Apa yang tersisa bagi kita bisa lebih akurat digambarkan sebagai Empat Besar jika semuanya dinilai murni berdasarkan posisi liga dan menjumlahkan semua trofi di era modern. Kecuali tentu saja tidak dinilai seperti itu. Segala macam faktor lain ikut berperan dan semoga beruntung bagi siapa pun yang mencoba berargumentasi bahwa Arsenal adalah klub yang lebih rendah daripada City atau Chelsea secara global. Sebuah tim inferior, ya, tapi bukan klub yang lebih rendah.

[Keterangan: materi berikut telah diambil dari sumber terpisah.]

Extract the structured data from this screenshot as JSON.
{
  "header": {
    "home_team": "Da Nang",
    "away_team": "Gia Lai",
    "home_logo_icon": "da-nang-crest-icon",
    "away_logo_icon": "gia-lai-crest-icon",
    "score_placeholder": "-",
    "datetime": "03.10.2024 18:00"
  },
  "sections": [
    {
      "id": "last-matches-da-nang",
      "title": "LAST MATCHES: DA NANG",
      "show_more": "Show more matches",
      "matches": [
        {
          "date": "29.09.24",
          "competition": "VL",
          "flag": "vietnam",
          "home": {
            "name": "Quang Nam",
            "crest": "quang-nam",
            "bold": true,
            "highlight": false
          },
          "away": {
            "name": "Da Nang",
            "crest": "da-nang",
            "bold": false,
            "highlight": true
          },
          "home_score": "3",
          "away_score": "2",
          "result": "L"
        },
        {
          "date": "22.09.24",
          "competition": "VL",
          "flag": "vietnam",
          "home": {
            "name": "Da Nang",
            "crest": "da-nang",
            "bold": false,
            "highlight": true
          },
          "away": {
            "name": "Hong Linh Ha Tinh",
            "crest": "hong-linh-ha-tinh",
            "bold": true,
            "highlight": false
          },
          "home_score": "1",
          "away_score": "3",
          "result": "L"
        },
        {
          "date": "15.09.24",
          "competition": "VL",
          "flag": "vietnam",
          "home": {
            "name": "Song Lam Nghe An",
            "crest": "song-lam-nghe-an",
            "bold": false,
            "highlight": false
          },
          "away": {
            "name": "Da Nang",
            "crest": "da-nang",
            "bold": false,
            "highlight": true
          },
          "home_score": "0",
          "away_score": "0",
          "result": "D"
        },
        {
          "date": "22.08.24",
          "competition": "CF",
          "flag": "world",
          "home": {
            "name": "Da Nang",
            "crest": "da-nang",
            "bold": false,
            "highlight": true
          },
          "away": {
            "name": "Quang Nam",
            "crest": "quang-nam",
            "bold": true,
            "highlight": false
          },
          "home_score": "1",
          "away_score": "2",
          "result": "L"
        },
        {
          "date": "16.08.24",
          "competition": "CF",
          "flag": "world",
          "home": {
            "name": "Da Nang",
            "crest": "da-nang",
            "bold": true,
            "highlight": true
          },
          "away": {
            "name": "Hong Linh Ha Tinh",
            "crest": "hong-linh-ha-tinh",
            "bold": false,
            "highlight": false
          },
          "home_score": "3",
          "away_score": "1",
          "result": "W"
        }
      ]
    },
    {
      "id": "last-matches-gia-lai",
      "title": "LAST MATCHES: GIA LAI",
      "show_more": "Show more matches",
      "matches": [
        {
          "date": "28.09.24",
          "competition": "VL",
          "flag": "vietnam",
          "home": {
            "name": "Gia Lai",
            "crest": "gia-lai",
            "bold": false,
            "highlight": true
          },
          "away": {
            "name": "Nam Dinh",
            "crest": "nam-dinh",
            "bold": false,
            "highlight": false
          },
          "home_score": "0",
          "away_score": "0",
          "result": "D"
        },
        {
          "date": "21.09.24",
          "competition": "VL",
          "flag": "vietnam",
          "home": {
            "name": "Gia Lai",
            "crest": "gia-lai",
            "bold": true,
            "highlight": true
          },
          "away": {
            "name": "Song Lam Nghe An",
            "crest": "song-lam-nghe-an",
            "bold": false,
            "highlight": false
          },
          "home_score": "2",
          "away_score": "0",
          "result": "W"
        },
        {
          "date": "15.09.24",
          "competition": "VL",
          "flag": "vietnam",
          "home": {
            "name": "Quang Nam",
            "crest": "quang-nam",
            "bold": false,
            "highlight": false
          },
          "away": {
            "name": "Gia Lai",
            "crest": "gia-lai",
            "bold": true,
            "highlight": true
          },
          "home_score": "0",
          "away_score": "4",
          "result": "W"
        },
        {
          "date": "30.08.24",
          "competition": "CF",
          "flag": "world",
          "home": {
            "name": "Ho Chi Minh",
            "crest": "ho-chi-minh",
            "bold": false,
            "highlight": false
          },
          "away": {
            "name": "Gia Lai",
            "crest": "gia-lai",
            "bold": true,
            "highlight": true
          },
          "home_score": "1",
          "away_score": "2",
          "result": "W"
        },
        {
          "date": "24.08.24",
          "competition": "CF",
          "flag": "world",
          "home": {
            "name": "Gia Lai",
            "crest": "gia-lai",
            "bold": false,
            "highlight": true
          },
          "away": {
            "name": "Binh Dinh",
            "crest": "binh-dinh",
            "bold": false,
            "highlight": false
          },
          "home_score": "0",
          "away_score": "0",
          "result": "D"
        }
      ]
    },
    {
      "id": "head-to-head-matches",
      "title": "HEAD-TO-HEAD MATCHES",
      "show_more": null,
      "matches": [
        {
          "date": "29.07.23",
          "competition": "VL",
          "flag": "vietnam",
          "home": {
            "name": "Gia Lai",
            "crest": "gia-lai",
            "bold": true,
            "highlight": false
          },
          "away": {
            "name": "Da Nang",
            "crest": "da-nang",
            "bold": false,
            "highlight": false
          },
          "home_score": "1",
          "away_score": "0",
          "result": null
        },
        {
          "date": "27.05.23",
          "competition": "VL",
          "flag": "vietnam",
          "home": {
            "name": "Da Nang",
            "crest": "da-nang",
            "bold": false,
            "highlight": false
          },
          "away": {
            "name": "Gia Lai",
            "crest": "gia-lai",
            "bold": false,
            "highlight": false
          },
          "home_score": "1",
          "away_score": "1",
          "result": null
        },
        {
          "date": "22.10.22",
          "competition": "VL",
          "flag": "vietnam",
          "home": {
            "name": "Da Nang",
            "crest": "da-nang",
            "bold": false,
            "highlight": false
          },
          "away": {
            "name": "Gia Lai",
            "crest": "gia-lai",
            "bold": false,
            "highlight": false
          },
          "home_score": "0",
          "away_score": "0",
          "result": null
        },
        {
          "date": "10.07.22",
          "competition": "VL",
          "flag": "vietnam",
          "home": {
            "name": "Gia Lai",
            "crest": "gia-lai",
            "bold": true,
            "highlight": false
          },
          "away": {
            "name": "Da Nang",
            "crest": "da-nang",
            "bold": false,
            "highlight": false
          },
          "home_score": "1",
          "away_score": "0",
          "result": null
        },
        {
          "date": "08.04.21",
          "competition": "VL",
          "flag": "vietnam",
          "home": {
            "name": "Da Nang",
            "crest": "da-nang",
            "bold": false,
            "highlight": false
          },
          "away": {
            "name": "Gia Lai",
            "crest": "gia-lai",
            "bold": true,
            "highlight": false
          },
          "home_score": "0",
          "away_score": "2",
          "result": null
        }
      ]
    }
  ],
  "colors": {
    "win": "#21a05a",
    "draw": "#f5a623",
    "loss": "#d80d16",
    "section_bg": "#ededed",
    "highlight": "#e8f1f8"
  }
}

Semua yang bisa dikatakan dengan pasti adalah bahwa Benitez akan tahu lebih baik dalam pekerjaan barunya di Everton untuk meremehkan klub yang, jangan sampai dilupakan, suka menganggap diri mereka sebagai bagian dari “Lima Besar” di tahun 1980an. Memang benar, Benitez mengakui dalam sebuah wawancara dua tahun lalu bahwa ucapannya adalah hal yang salah. Ukuran penting dalam sepak bola. Dan pemikiran tersebut kembali ke kutipan lama dari ketua Gillingham Paul Scally untuk mengingatkan kita bahwa klub-klub kecil pun bisa bermimpi besar juga.
Saat itu tahun 2000 dan merupakan tahun yang sempurna bagi Scally untuk melihat apa yang akan terjadi di depannya. “Kemungkinan diadakannya Liga Super Eropa di tahun-tahun mendatang,” katanya, “menjadikan Gillingham tempat yang sangat baik untuk bermain di kompetisi ini, karena kedekatan kami dengan Channel Tunnel dan Eropa.”